Submitted to: Proceedings of SPIE
Publication Type: Proceedings
Publication Acceptance Date: 1/13/2014
Publication Date: 3/7/2014
Citation: Yoon, S.C., Shin, T., Park, B., Lawrence, K.C., Heitschmidt, G.W. 2014. Hyperspectral image reconstruction using RGB color for foodborne pathogen detection on agar plates. Proceedings of SPIE. V. 9024, Image Processing: Machine Vision Applications VII, 902401 (March 7,);doi:10:1117/12.2041085.

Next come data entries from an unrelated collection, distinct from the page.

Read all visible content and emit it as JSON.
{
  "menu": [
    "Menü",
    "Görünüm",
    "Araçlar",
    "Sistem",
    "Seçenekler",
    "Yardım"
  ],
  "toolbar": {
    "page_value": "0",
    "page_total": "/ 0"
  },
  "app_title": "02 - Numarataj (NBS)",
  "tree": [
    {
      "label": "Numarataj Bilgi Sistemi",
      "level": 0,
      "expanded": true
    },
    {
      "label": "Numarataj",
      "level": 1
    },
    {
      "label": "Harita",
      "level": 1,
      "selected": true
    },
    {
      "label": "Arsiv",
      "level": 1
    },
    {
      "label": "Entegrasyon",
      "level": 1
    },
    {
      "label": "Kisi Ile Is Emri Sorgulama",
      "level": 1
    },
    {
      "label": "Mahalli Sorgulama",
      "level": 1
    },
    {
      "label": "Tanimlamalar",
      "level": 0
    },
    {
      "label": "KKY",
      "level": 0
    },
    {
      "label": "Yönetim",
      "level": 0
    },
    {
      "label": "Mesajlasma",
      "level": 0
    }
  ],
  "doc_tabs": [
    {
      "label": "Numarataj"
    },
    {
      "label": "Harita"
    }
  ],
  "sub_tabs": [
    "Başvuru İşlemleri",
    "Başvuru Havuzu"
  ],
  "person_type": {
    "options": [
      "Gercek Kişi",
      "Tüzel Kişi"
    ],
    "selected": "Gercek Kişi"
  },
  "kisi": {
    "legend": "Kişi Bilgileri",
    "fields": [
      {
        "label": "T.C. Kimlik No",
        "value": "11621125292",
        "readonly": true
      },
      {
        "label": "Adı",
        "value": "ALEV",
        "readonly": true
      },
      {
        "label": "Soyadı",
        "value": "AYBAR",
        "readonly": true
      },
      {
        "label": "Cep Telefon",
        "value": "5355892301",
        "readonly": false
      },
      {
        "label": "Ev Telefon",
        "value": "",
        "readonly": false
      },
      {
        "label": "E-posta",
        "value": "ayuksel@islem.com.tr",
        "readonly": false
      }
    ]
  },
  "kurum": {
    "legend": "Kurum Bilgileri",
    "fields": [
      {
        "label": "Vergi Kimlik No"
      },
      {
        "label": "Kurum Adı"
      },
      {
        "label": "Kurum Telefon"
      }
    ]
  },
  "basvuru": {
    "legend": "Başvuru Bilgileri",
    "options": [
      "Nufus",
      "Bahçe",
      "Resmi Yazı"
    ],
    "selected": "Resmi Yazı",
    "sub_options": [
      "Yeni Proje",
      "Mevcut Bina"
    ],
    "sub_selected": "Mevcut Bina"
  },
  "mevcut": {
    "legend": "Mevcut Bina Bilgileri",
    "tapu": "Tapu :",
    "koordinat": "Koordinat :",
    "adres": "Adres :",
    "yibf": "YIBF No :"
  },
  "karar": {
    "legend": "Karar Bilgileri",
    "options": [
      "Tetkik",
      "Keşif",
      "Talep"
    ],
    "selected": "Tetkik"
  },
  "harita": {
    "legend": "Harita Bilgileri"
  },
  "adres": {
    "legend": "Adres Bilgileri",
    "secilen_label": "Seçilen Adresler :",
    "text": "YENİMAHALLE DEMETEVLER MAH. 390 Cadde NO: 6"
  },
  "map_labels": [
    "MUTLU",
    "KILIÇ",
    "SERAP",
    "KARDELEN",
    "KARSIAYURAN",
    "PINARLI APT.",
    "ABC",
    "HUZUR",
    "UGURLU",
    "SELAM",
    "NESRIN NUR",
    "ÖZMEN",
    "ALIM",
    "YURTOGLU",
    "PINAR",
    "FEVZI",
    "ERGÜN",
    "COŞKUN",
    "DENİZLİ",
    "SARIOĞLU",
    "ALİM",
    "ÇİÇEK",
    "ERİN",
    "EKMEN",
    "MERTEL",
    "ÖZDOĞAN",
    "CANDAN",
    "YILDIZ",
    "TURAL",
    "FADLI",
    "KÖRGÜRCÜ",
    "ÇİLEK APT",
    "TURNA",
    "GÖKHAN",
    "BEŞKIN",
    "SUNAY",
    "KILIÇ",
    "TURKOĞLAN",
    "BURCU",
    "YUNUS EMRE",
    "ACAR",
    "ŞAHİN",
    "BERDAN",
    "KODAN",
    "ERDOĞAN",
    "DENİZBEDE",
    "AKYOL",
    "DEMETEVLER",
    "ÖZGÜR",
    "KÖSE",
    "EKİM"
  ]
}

Interpretive Summary: A feasibility study was conducted to investigate the potential of using color imaging with a hyperspectral image classification model developed by hyperspectral imaging for detecting pathogens on agar plates. A reason to study a color imaging technique that can reconstruct hyperspectral images with hundreds of wavelengths was the benefit of a low cost of digital color cameras compared to the high cost of hyperspectral imaging equipment. Hence, the objective was to investigate statistical regression methods for recovering hyperspectral images only from RGB color images and to compare the performance of the hyperspectral image classification model using reconstructed hyperspectral images with the performance achieved with the original hyperspectral images. Reflectance spectra reconstructed in the visible spectral range from 400 to 700 nm were better fit to the original spectra than the ones in the longer wavelengths from 700 to 1,000 nm. The R-squared value, a statistical measure for goodness-of-fit of a regression model, was 0.98 (1 means a perfect fit.) in the visible spectral region. The overall classification accuracy of the hyperspectral image classification model in identifying the types of the big six non-O157 STEC serogroups was up to 92% (99% with the original hyperspectral images). Thus, the results of the study suggested the potential of color imaging in reconstructing hyperspectral images and applying them for hyperspectral imaging applications such as pathogen detection and classification.
Technical Abstract: This paper reports the latest development of a color vision technique for detecting colonies of foodborne pathogens grown on agar plates with a hyperspectral image classification model that was developed using full hyperspectral data. The hyperspectral classification model depended on reflectance spectra measured in the visible and near-infrared spectral range from 400 and 1,000 nm (473 narrow spectral bands). Multivariate regression methods were used to estimate and predict hyperspectral data from RGB color values. The six representative non-O157 Shiga-toxin producing Eschetichia coli (STEC) serogroups (O26, O45, O103, O111, O121, and O145) were grown on Rainbow agar plates. A line-scan pushbroom hyperspectral image sensor was used to scan 36 agar plates grown with pure STEC colonies at each plate. The 36 hyperspectral images of the agar plates were divided in half to create training and test sets. The mean R-squared value for hyperspectral image estimation was about 0.98 in the spectral range between 400 and 700 nm for linear, quadratic and cubic polynomial regression models and the detection accuracy of the hyperspectral image classification model with the principal component analysis and k-nearest neighbors for the test set was up to 92% (99% with the original hyperspectral images). Thus, the results of the study suggested that color-based detection may be viable as a multispectral imaging solution without much loss of prediction accuracy compared to hyperspectral imaging.